I knew going in that the likelihood of any of the main characters of the movie making it alive to the end was slim to none, before I even knew that Darth Vader would have more screentime than the trailer implied (Stan Lee cameo number of seconds…). I was pleasantly surprised to find that of all the death scenes, none served as shock value. They all served a purpose in advancing the plot through its explosive climax and were allowed to be emotional and even quiet at times. Even Krennic got his moment of ironic justice, not that anyone would weep for him. For me, the more punch-in-the-gut death had to be Bodhi Rook’s. Poor man spent the entire film doing everything short of backflips to convince the Rebels he is one of them and just as he reaches a point where there is an element of companionship, it’s bombs away.

Despite my romantic tendencies I was beyond relieved that there was no overt romance between Jyn and Cassian. A lot of their interactions could be taken to indicate a budding attraction (budding being the operative word here) but I just as much liked them as friends. Maybe, if they have survived, it could have bloomed to something else but in the amount of time they’ve known each other and with the stupendous amount of baggage they have between them…no. And before anyone points fingers to the Anidala ship, a. they already were friends, b. they had more time to interact with each other and allow their friendship to grow to something else, c. by virtue of it being a sequel you could make a case of them being -heh!- star-crossed lovers since we kinda need them to be together for the Skywalker twins to be born.

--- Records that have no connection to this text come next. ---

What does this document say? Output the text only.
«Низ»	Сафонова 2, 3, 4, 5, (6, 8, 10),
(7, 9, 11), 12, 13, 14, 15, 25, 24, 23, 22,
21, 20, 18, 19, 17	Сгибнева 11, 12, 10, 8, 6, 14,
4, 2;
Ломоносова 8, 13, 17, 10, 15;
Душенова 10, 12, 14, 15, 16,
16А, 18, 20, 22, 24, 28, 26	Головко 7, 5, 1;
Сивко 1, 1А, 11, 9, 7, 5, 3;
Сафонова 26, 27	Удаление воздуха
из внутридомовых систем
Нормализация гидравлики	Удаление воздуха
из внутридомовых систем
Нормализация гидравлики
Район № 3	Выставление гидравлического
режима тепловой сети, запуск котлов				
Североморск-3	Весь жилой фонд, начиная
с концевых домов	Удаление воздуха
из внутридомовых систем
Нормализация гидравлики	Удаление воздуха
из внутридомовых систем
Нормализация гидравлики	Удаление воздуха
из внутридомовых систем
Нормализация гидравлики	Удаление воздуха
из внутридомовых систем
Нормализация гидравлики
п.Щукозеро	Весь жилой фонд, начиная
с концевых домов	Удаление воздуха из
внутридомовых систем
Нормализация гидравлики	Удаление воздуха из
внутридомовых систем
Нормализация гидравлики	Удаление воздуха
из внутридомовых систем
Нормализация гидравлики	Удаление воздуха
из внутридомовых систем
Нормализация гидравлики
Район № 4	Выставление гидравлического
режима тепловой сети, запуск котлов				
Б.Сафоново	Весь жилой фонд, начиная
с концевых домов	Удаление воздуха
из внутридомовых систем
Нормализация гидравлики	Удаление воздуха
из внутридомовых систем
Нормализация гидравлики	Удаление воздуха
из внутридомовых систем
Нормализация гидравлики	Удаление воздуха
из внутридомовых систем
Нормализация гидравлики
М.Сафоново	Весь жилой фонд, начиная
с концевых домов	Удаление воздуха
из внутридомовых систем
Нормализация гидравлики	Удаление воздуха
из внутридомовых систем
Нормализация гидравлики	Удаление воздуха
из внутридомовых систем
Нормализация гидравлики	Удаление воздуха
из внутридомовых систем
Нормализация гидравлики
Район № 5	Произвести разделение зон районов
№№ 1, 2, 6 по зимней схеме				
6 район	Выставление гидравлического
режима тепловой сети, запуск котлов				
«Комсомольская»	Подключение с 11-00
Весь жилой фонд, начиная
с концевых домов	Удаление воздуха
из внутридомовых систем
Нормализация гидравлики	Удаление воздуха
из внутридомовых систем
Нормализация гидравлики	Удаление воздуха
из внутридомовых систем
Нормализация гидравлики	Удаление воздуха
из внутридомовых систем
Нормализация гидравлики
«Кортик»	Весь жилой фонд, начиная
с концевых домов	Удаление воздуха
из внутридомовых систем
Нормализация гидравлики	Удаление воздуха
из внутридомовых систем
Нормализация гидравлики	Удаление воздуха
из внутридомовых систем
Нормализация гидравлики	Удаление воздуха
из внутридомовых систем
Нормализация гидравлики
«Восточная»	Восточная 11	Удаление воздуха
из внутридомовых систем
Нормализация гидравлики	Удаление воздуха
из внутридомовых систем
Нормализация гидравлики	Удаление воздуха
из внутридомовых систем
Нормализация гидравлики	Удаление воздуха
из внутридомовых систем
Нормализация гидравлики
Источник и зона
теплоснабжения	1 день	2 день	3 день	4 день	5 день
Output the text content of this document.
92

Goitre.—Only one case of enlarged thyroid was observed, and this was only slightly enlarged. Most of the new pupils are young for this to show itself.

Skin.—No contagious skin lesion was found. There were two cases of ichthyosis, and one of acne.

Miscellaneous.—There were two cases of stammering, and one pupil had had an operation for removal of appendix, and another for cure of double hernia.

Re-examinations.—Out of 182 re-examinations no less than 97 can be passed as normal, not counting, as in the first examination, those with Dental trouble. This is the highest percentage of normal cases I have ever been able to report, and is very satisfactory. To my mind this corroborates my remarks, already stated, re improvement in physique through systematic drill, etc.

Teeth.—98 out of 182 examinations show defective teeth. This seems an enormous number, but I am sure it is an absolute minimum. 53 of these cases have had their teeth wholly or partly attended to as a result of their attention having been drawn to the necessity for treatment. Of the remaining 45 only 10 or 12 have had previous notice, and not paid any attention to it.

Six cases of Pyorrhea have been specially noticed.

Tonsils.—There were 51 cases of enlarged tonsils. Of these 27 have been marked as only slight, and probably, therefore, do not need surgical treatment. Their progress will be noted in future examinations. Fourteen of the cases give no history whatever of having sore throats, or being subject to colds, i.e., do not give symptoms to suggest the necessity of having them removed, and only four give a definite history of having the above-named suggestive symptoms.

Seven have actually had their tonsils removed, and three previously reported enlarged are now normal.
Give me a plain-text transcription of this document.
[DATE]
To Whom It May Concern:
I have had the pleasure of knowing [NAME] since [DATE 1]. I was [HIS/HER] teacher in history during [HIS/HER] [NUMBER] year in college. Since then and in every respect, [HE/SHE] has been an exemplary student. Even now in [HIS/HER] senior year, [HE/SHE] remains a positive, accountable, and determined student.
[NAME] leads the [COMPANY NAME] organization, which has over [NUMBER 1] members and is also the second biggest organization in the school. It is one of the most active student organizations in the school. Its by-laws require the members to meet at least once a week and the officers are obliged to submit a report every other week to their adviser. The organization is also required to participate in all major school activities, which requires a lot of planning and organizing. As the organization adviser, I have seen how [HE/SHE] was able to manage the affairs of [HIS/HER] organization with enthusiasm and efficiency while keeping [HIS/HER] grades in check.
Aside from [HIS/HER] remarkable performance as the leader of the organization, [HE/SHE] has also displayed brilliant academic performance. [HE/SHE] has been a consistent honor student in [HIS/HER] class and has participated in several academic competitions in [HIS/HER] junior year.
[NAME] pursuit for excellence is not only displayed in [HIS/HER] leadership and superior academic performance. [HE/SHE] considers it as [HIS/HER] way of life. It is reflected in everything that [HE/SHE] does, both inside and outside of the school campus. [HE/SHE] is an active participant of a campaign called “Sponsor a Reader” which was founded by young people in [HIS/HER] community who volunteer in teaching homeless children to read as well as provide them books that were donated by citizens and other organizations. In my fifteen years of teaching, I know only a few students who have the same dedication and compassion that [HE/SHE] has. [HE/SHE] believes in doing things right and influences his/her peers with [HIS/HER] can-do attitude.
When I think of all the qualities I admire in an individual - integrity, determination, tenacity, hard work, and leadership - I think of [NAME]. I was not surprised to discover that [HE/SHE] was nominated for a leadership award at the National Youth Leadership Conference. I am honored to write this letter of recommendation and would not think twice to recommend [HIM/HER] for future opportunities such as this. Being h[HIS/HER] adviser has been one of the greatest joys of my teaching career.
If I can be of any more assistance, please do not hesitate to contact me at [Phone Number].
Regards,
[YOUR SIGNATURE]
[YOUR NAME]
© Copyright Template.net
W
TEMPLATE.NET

This review has been all over the place and there are a ton of things I didn’t touch upon, but I’ve already hit an essay-length word count so I’ll leave it off here. In retrospect is Rogue One a perfect movie? No. Is it a good one? Yes. It slots neatly in the SW canon, it handles its subject matter well and hits quite a few nostalgic points without devolving into pure fanservice. Would I recommend it to a friend? Not a starter point for the franchise but if they had seen the other movies, then definitely!